2. Probability: 200/3500 = 0.0571 ≈ 5.71% ≈ 5.7%

3. Probability: 504/2100 = 0.24 ≈ 24% (exact fraction)

4.Probability: 180/1400 = 0.1286 ≈ 12.86% ≈ 12.9% (rounded to one decimal place)

1. Salmon chooses a composite number, a cool color (G, B, I, or V), and an A:

a) Composite numbers between 1 and 100: There are 57 composite numbers in this range.

b) Cool colors (G, B, I, or V): There are 4 cool colors.

c) The letter A: There is 1 A in "INDIANA."

Total favorable outcomes: 57 (composite numbers) * 4 (cool colors) * 1 (A) = 228

Total possible outcomes: 100 (possible numbers) * 7 (possible colors) * 1 (possible letter) = 700

Probability: 228/700 = 0.3257 ≈ 32.57% ≈ 32.6% (rounded to one decimal place)

2. Federico chooses a prime number, a color starting with a vowel (E or I), and a consonant:

a) Prime numbers between 1 and 100: There are 25 prime numbers in this range.
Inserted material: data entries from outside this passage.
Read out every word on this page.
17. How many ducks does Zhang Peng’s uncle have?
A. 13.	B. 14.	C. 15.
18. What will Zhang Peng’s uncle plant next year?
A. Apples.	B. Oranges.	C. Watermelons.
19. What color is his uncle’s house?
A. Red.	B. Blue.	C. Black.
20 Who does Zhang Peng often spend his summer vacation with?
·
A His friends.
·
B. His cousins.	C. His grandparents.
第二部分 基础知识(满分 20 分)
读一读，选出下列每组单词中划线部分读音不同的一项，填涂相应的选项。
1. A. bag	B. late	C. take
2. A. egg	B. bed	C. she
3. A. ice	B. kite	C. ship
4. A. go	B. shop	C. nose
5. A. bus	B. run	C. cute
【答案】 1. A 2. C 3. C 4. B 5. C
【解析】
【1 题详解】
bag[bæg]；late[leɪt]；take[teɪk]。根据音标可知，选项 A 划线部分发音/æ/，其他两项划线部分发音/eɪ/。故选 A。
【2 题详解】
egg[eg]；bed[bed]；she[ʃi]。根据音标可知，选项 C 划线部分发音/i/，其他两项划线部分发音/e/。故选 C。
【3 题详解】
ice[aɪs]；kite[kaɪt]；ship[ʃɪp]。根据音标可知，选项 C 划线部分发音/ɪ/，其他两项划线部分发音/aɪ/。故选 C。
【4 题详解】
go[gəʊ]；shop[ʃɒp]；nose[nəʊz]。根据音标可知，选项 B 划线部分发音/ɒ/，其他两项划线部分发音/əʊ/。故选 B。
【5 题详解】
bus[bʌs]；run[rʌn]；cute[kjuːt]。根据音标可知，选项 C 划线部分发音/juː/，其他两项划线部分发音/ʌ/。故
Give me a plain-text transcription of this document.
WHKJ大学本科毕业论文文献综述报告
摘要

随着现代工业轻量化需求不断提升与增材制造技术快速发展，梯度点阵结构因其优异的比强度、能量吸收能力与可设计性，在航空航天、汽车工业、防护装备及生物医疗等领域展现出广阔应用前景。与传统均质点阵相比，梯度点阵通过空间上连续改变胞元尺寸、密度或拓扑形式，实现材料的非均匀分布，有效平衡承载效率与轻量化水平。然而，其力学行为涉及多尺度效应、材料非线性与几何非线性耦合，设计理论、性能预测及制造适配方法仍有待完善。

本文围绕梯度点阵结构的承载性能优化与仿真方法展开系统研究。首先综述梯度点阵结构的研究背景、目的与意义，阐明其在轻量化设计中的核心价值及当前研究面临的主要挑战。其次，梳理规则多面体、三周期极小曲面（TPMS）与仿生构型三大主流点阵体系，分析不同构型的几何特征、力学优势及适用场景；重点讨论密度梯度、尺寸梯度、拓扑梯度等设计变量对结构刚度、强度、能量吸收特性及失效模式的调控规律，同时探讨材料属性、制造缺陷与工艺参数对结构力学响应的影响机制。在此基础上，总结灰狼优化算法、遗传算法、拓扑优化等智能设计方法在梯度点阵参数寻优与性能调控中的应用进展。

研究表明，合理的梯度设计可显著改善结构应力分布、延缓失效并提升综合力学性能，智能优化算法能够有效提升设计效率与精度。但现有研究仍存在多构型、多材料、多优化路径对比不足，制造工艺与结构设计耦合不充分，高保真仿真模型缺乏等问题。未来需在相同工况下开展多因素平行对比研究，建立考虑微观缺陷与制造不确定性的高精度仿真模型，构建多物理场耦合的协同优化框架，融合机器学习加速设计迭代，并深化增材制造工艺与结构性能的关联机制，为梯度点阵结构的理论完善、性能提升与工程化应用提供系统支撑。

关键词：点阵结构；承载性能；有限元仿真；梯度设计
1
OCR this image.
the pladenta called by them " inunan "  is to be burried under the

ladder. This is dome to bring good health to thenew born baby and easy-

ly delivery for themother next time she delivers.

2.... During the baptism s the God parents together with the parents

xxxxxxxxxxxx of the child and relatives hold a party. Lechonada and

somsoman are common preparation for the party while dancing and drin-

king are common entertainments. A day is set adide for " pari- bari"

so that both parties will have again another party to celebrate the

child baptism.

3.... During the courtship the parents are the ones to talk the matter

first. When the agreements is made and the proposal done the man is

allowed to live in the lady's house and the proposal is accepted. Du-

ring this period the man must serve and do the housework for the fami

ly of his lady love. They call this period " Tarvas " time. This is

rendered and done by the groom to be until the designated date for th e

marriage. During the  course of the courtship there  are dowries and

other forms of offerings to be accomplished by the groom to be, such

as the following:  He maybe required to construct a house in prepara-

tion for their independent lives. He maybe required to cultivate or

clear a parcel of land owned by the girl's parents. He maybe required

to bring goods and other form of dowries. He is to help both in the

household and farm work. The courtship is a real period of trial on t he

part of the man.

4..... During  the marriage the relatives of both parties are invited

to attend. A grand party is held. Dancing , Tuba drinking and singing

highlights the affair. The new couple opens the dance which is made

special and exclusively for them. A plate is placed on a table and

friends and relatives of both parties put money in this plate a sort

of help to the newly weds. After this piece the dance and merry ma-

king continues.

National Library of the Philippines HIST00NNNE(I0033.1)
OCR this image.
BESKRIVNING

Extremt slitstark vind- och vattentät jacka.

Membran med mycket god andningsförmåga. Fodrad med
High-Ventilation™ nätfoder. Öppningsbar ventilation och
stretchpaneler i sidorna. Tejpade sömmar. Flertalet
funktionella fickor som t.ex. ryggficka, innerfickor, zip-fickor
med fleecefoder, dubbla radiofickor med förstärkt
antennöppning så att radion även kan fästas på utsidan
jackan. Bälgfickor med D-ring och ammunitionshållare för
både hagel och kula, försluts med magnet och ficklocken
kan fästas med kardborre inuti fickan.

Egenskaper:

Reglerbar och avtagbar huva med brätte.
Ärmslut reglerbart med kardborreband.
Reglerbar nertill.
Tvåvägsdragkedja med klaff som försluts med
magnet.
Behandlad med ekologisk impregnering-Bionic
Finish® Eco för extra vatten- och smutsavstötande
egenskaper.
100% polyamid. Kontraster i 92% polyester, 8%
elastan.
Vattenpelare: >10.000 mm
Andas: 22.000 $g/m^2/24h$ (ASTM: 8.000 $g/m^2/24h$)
b) Colors starting with a vowel (E or I): There are 2 colors starting with a vowel.

c) Consonants in "INDIANA": There are 4 consonants.

Total favorable outcomes: 25 (prime numbers) * 2 (vowel colors) * 4 (consonants) = 200

Total possible outcomes: 100 (possible numbers) * 7 (possible colors) * 5 (possible letters) = 3500

Probability: 200/3500 = 0.0571 ≈ 5.71% ≈ 5.7% (rounded to one decimal place)

3. Either chooses a number divisible by 7 or 8, any color, and a vowel:

a) Numbers divisible by 7 or 8: There are 24 numbers divisible by 7 or 8 in the range of 1 to 100.

b) Any color: There are 7 possible colors.

c) Vowels in "INDIANA": There are 3 vowels.

Total favorable outcomes: 24 (divisible numbers) * 7 (possible colors) * 3 (vowels) = 504

Total possible outcomes: 100 (possible numbers) * 7 (possible colors) * 3 (possible letters) = 2100

Probability: 504/2100 = 0.24 ≈ 24% (exact fraction)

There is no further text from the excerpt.